Petitioners seek to subpoena Dr. Cullen for a deposition and the production of medical records reflecting Dr. Cullen's treatment of Rita DiGiulian between January 1, 2013 and June 30, 2015. See Mem. in Supp. at 3. Petitioners have explained that the medical records from this time period are relevant to establishing Rita DiGiulian's medical and mental state at three significant moments: (1) when she testified at a deposition on June 5, 2015 deposition; (2) when she executed a will on April 29, 2015 will; and (3) when she executed a will on March 21, 2013. See Suppl. Mem. ¶¶ 5–7. Petitioners further assert that they wish to depose Dr. Cullen so that he can provide testimony regarding his "records, observations, and/or opinions." Id. ¶ 9. Petitioners and their counsel intend to use Dr. Cullen's records and testimony "to investigate and prepare the Petitioners' action; to provide grounds for expert witness review and potential expert opinions; and ... as substantive evidence in the action." Steinberg Decl. ¶ 20 & ¶ 23 (noting relevance of "medical testimony and/or medical records of the testator's treating physician ... to the testator's mental capacity").

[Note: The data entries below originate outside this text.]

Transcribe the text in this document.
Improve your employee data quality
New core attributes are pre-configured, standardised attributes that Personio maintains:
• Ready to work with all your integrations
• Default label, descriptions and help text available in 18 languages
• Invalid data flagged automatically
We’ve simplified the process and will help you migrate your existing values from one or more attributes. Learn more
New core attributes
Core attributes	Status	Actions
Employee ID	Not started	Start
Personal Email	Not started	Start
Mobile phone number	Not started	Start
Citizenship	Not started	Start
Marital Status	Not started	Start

The discovery Petitioners seek is clearly relevant to the issues in dispute in the Quebec Superior Court proceeding and is narrowly tailored to provide facts Petitioners need to contest the will. The fact that Dr. Cullen has voluntarily provided some of the information Petitioners seek, and has not objected to the Petition, indicates that the request is not unduly burdensome. Therefore, this factor weighs in favor of granting the Petition. In sum, the Intel factors all counsel in favor of granting the Petition, and the Court will exercise its discretion to do so.
CONCLUSION
For the foregoing reasons, the Court hereby GRANTS Petitioners' Ex Parte Petition for Order to Produce Documents and Testimony for use in a Foreign Proceeding, ECF No. 1; DENIES as moot Petitioners' Motion for Entry of Order Authorizing Subpoenas, ECF No. 3; and DENIES as moot Petitioners' Motion for Hearing Regarding Entry of Order Authorizing Subpoenas and Deposition, ECF No. 6. A separate Order will accompany this Memorandum Opinion.